Anna Wegmann and Dong Nguyen
Natural language is not only about what is said (i.e., content), but also about how it is said (i.e., linguistic style). Linguistic style and social context are highly interrelated. For example, people can accommodate their linguistic style to each other based on social power differences. Furthermore, linguistic style can influence perception, e.g., the persuasiveness of news or the success of pitches on crowdsourcing platforms. As a result, style is relevant for natural language understanding, e.g., in author profiling, abuse detection or understanding conversational interactions. Additionally, style can be important to address in natural language generation, including identity modeling in dialogue systems and style preservation in machine translation.
There are several general evaluation benchmarks for different linguistic phenomena but less emphasis has been put on linguistic style. Nevertheless, natural language processing literature shows a variety of approaches for the evaluation of style measuring methods: They have been tested on whether they group texts by the same authors together, whether they can correctly classify the style for ground truth datasets and whether ‘similar style words’ are similarly represented. However, these evaluation approaches are (i) often application-specific, (ii) rarely used to compare different style methods, (iii) usually do not control for content and (iv) often do not test for fine-grained style differences.
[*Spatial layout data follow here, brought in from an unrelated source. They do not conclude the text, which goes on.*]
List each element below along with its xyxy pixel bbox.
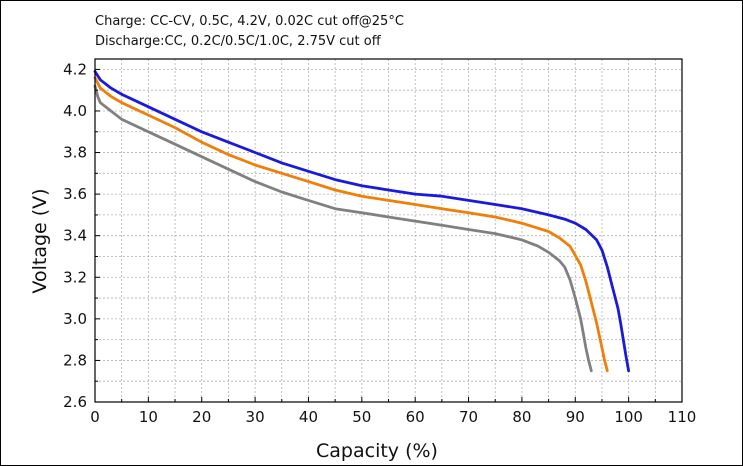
y-tick-label: 3.8 (63, 144, 87, 162)
ticks-layer: 0 10 20 30 40 50 60 70 80 90 100 110 2.6 2.8 3.0 3.2 3.4… (63, 60, 696, 426)
x-tick-label: 110 (668, 408, 697, 426)
x-tick-label: 0 (90, 408, 100, 426)
axes-layer (94, 58, 683, 403)
x-tick-label: 20 (192, 408, 211, 426)
y-tick-label: 2.8 (63, 351, 87, 369)
x-tick-label: 40 (299, 408, 318, 426)
annotation-discharge: Discharge:CC, 0.2C/0.5C/1.0C, 2.75V cut … (95, 34, 381, 49)
plot-frame (94, 58, 683, 403)
y-axis-label: Voltage (V) (29, 188, 51, 293)
y-tick-label: 3.0 (63, 310, 87, 328)
series-layer (93, 70, 630, 373)
x-tick-label: 10 (139, 408, 158, 426)
annotation-charge: Charge: CC-CV, 0.5C, 4.2V, 0.02C cut off… (95, 14, 404, 29)
x-tick-label: 30 (246, 408, 265, 426)
x-tick-label: 100 (614, 408, 643, 426)
x-tick-label: 60 (406, 408, 425, 426)
y-tick-label: 4.2 (63, 60, 87, 78)
series-line-2 (93, 76, 609, 373)
grid-layer (95, 59, 682, 402)
x-tick-label: 80 (512, 408, 531, 426)
x-tick-label: 90 (566, 408, 585, 426)
y-tick-label: 3.4 (63, 227, 87, 245)
y-tick-label: 4.0 (63, 102, 87, 120)
y-tick-label: 3.6 (63, 185, 87, 203)
series-line-1 (93, 70, 630, 373)
x-tick-label: 70 (459, 408, 478, 426)
x-tick-label: 50 (352, 408, 371, 426)
series-line-3 (93, 84, 593, 373)
y-tick-label: 3.2 (63, 268, 87, 286)
x-axis-label: Capacity (%) (316, 440, 438, 462)
y-tick-label: 2.6 (63, 393, 87, 411)
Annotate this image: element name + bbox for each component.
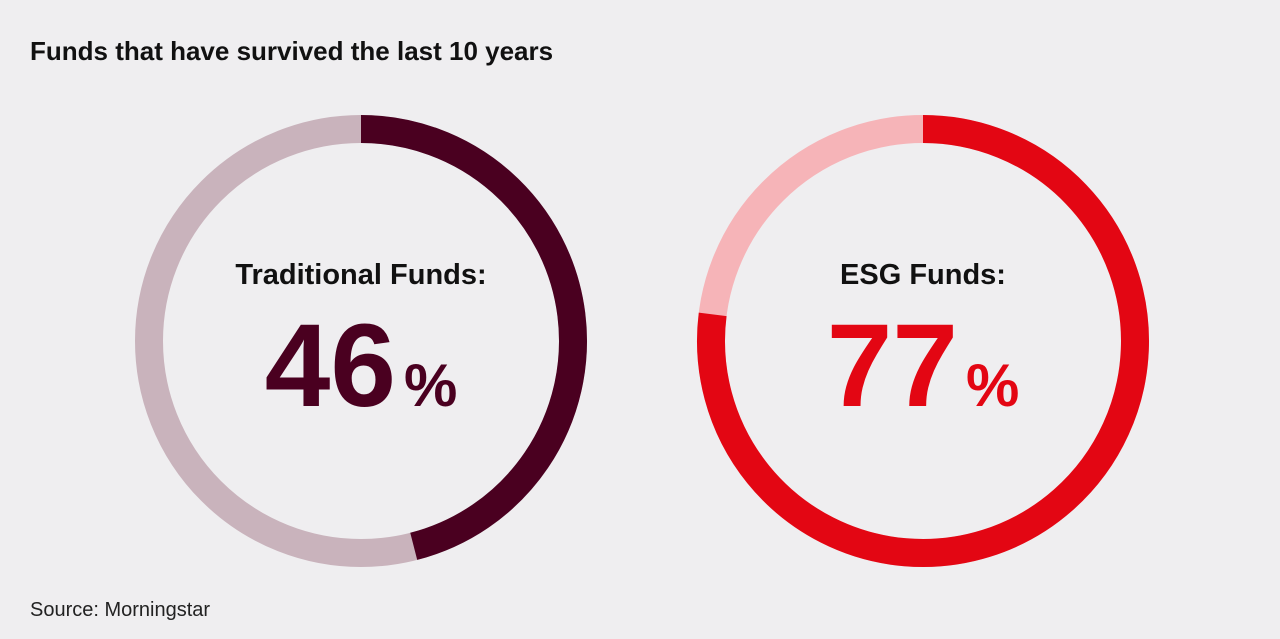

These shortcomings (i)-(iv) might be the result of the following challenges for the construction of style evaluation methods: 1. Style is a highly ambiguous and elusive term. We propose a modular framework where components can be removed or added to fit an application or specific understanding of style. 2. Variation in
style can be very small. Our proposed evaluation framework can be used to test for fine-grained style differences. 3. Style is hard to disentangle from content as the two are often correlated. For example, people might speak more formally in a job interview than in a bar with friends. Thus, language models and methods might pick up on spurious content correlations in a benchmark that does not control for content.
To this end, we propose the modular, fine-grained and content-controlled similarity-based STyle EvaLuation framework (STEL). Our STEL framework demonstrates two general dimensions of style (formal/informal and simple/complex) as well as two specific characteristics of style (contraction and number substitution). By design, the STEL characteristics tasks are easier to solve than the STEL dimension tasks. STEL contains 815 task instances per dimension and 100 task instances per characteristic. Any method that can calculate a similarity between two sentences can be evaluated: (1) Methods that calculate similarity values directly (e.g., edit distance or cross-encoders) and (2) vector representations of a sentence by using a similarity measure between them (e.g., cosine similarity). This similarity-based setup also simplifies task extension (c.f. modularity). We find that the RoBERTa base model outperforms simple versions of commonly used style measuring approaches like LIWC, punctuation frequency or character 3-grams. We invite the addition of complementary tasks and hope that this framework will facilitate the development of improved style-sensitive models and methods.